Predictive maintenance of critical infrastructure
Predictive maintenance strategies can be used to minimise unplanned downtime and disruptions, saving time and money along the way. This makes it easy to see why the global predictive maintenance market is expected to reach $11 billion by 2022.
Great Britain’s railway system is one of the busiest and densest in Europe, consisting of nearly 10,000 miles of tracks. Problems on railway lines can lead to anything from passenger discomfort to train delays, or even, in extreme cases, full line closures that could disrupt the lives of thousands of people. Needless to say, the UK’s railways are a critical piece of infrastructure and the amount of disruption and downtime that they experience must be kept to a minimum.
Maintaining a large, complex system like railways may seem like a daunting task, but it is vital to keeping the trains running with minimal disruptions.
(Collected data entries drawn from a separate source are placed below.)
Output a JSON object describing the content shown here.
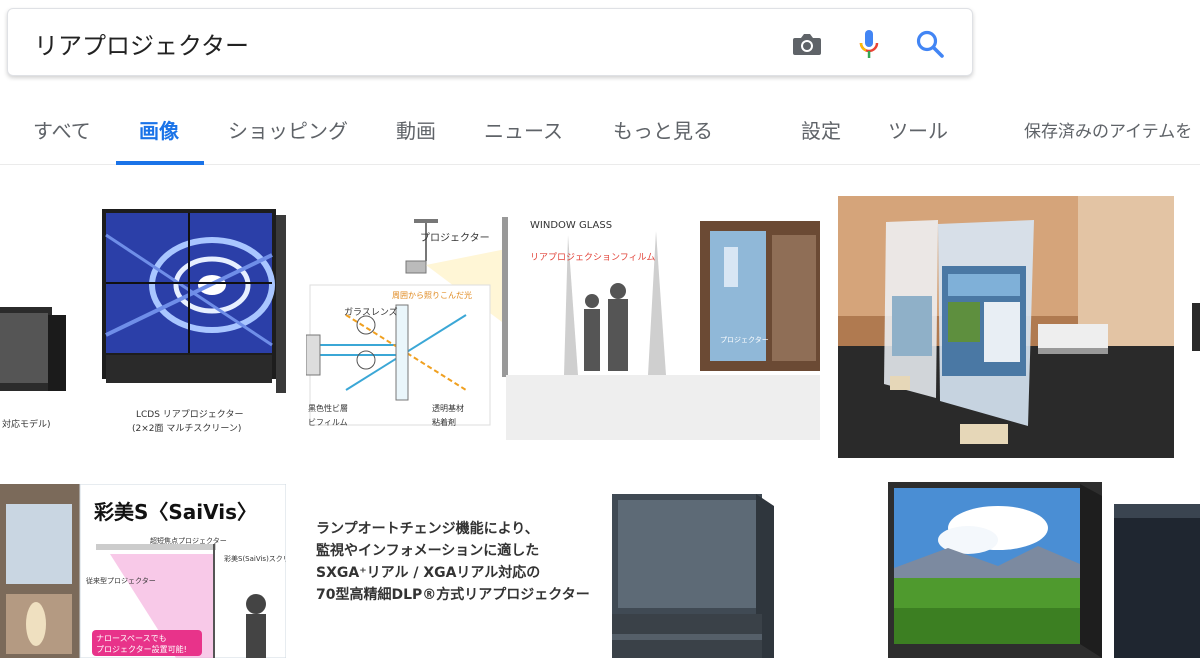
{
  "search": {
    "query": "リアプロジェクター",
    "icons": [
      "camera-icon",
      "microphone-icon",
      "search-icon"
    ]
  },
  "tabs": [
    {
      "label": "すべて",
      "active": false
    },
    {
      "label": "画像",
      "active": true
    },
    {
      "label": "ショッピング",
      "active": false
    },
    {
      "label": "動画",
      "active": false
    },
    {
      "label": "ニュース",
      "active": false
    },
    {
      "label": "もっと見る",
      "active": false
    },
    {
      "label": "設定",
      "active": false
    },
    {
      "label": "ツール",
      "active": false
    },
    {
      "label": "保存済みのアイテムを",
      "active": false
    }
  ],
  "colors": {
    "accent": "#1a73e8",
    "tab_text": "#5f6368",
    "google_blue": "#4285f4",
    "google_red": "#ea4335",
    "google_yellow": "#fbbc04",
    "google_green": "#34a853"
  },
  "results": {
    "t1_caption": "対応モデル)",
    "t2_caption_1": "LCDS リアプロジェクター",
    "t2_caption_2": "(2×2面 マルチスクリーン)",
    "t3": {
      "projector": "プロジェクター",
      "window_glass": "WINDOW GLASS",
      "film": "リアプロジェクションフィルム",
      "light": "周囲から照りこんだ光",
      "glass_lens": "ガラスレンズ",
      "black": "黒色性ビ層",
      "film2": "ビフィルム",
      "transparent": "透明基材",
      "adhesive": "粘着剤",
      "projector2": "プロジェクター"
    },
    "t6": {
      "title": "彩美S〈SaiVis〉",
      "short_focus": "超短焦点プロジェクター",
      "screen": "彩美S(SaiVis)スクリーン",
      "old": "従来型プロジェクター",
      "narrow_1": "ナロースペースでも",
      "narrow_2": "プロジェクター設置可能!"
    },
    "t7": {
      "line1": "ランプオートチェンジ機能により、",
      "line2": "監視やインフォメーションに適した",
      "line3": "SXGA⁺リアル / XGAリアル対応の",
      "line4": "70型高精細DLP®方式リアプロジェクター"
    }
  }
}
Predictive maintenance strategies are used to determine the condition of any assets and predict when maintenance should be performed. When executed correctly, this approach can be used to minimise any unplanned, costly downtime. Gathering data over time through a series of sensors is a simple but effective basis for condition monitoring and any subsequent predictive maintenance it leads to.
An effective predictive maintenance strategy hinges on being able to source new, used or obsolete replacement parts quickly and reliably. Having a strong relationship with an industrial parts supplier can be the key difference between having a predictive maintenance programme that struggles and one that flourishes.
Hitting the tracks
The support conditions for a railway track can vary for several reasons such as contaminated ballast, drainage problems or gaps between the sleeper and ballast layer. If these are not regularly monitored and properly maintained, they can develop into voids underneath the tracks. These can then cause substantial delays or even full line closures in severe cases.
The Siemens Tracksure track monitoring system can identify voids underneath railway tracks from sensors in the vehicle cab that detect acceleration response. The sensors can also identify the type of track asset that the void is located underneath and indicate the severity of the void.
Installation of the Tracksure sensors into multiple trains offers the possibility of automatically monitoring the rail network’s condition. Furthermore, as each track section is monitored by several trains it increases the accuracy and reliability of results, while removing any false alarms. By gathering this data, any issues along the tracks can be identified and maintenance planned for a time where it will cause minimal disruption, avoiding more costly, and potentially dangerous, issues from arising.
Long before Japan’s bullet trains were imagined, the UK’s rail system was the envy of the world. Now, that historic network has aged and the original equipment manufacturers may no longer produce the parts used throughout the network. This makes careful obsolescence management a key part of any effective maintenance strategy.